The Court found federal jurisdiction existed in Grable because the plaintiff's
claim "centered on the action of a federal agency (IRS) and its compatibility
with a federal statute" and "its resolution was both dispositive of the case and
would be controlling in numerous other cases." Empire Healthchoice, 547 U.S.
at 700. The claims presented in Ms. Wagner's state court petition do not rely
on a federal law or challenge the action of a federal agency. Her award-
rendered by an independent arbitration panel interpretating a private
organization's rules-was based on the specific facts presented in a single case.
These circumstances do not support the exercise of federal jurisdiction where
the plaintiff's claim is based solely on state law. See id. at 701 (finding Grable
jurisdiction not appropriate over an issue that was "fact-bound and situation-specific.").
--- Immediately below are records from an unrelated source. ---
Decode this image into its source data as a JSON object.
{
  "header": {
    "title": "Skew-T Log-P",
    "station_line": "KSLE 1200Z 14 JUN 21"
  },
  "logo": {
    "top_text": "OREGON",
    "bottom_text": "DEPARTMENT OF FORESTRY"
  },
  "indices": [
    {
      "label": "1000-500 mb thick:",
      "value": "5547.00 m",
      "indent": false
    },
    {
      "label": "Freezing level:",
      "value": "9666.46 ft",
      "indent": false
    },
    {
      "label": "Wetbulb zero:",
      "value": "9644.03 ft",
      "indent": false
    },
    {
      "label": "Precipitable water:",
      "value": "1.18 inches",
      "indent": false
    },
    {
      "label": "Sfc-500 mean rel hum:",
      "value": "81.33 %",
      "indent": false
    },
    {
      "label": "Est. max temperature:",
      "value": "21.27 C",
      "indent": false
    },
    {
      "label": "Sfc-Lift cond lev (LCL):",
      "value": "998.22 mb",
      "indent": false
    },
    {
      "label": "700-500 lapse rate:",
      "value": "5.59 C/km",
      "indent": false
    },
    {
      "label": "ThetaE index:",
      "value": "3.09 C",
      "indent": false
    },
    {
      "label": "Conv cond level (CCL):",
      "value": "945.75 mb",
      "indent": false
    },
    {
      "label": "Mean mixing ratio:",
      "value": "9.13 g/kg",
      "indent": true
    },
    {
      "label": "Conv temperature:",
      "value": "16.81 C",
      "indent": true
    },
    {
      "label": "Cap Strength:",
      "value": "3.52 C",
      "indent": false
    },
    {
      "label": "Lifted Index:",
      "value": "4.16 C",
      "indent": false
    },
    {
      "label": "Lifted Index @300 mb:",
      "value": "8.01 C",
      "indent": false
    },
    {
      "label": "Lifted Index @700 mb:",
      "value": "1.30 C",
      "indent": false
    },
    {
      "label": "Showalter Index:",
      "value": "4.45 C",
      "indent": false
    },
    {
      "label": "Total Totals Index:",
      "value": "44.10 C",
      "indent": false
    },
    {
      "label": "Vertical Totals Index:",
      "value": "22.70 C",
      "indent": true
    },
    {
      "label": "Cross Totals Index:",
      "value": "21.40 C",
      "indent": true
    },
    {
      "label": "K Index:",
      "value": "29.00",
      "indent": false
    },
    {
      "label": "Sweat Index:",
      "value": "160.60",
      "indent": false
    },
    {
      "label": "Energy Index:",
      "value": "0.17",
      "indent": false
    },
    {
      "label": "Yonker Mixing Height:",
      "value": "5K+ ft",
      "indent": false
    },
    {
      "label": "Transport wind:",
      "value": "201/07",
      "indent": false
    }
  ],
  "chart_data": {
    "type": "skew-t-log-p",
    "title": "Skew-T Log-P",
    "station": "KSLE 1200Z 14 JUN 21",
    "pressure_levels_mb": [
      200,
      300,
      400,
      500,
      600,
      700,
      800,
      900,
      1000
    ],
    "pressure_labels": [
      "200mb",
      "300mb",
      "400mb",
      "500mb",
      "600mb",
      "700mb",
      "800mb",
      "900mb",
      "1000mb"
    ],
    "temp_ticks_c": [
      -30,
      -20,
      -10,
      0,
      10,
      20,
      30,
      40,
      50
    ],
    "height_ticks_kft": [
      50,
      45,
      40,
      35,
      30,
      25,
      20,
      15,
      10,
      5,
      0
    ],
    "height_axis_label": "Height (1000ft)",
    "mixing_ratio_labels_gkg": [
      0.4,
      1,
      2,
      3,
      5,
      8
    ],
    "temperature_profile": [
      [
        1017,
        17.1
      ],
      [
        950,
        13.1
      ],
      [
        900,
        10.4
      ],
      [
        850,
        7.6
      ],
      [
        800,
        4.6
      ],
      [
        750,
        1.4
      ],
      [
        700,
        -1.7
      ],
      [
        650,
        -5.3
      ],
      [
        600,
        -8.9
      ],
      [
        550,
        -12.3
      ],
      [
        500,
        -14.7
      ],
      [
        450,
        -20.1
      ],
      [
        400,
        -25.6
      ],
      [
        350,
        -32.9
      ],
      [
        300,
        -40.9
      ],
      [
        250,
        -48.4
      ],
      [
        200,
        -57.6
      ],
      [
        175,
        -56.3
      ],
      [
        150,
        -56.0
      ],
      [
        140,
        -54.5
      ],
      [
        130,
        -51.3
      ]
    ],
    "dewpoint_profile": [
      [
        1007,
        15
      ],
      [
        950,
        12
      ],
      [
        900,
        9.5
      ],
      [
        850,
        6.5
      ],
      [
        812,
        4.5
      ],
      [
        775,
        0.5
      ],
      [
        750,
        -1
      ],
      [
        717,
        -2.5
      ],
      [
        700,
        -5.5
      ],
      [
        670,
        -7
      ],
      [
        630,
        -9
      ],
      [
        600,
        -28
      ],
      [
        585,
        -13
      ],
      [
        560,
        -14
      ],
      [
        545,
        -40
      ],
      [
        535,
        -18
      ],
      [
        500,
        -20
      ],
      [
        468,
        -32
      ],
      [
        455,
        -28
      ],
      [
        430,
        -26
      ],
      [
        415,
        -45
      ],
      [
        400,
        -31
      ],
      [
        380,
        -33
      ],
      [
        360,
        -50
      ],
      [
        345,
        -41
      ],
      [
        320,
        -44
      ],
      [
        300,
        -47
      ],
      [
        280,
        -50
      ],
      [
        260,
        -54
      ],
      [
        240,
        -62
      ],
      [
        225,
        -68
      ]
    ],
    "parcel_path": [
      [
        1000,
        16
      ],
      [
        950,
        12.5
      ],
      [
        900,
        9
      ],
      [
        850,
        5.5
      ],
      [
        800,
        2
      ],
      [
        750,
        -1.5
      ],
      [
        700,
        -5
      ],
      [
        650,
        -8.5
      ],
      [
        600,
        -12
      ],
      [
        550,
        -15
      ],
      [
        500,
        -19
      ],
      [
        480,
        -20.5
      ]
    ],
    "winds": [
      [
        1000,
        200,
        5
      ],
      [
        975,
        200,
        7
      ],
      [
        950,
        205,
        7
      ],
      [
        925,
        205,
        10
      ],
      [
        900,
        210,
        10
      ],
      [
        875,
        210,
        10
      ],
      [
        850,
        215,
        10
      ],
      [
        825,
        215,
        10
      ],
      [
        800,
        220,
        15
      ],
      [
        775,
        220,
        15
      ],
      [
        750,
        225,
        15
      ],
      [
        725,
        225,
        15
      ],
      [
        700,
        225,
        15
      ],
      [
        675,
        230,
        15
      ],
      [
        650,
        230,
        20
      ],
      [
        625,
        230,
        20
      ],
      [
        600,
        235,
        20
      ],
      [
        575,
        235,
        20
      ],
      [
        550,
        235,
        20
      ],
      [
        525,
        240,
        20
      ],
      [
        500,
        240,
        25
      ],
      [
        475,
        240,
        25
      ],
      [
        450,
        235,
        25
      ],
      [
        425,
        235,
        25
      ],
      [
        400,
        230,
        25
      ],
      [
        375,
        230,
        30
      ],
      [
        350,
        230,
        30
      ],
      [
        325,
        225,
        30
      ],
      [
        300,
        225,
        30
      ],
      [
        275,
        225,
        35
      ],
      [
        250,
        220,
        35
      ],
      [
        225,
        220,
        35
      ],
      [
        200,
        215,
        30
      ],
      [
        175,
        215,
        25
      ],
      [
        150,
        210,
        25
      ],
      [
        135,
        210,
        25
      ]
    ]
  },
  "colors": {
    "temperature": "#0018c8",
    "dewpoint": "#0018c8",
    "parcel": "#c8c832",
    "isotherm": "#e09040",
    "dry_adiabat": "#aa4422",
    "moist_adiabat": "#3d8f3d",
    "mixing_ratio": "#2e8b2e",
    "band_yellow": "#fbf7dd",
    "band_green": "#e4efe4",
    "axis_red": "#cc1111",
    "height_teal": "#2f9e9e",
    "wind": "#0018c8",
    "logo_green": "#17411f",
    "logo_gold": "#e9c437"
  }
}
at Pages 9 - 10 of the SDInd Order
In granting Wagner's Motion to Remand and denying without prejudice Perry and Brokers' Motion to Vacate the FINRA Arbitration Award, SDInd summed up its rationale:
The only way any federal issue possibly comes into play in this case
would be in evaluating Mr. Perry and Brokers' motion to vacate the arbitration
award. Therefore, this is not part of the "'special and small category' of cases
in which arising under jurisdiction still lies" over a plaintiff's state-law claim.
Gunn, 568 U.S. at 258. The Court lacks subject-matter jurisdiction, and the
case must be remanded to state court. 28 U.S.C. § 1447(c).
at Page 10 of the SDInd Order
Bill Singer's Comment
Kudos to SDInd for getting it spot-on perfect: FINRA is nothing more than a "private, self-regulatory organization . . " FINRA is not a governmental actor. Although often characterized as a quasi-governmental actor, in truth, that's a stretch. Further, compliments to the Court for publishing a nice, tight, compelling Order. Well done all around!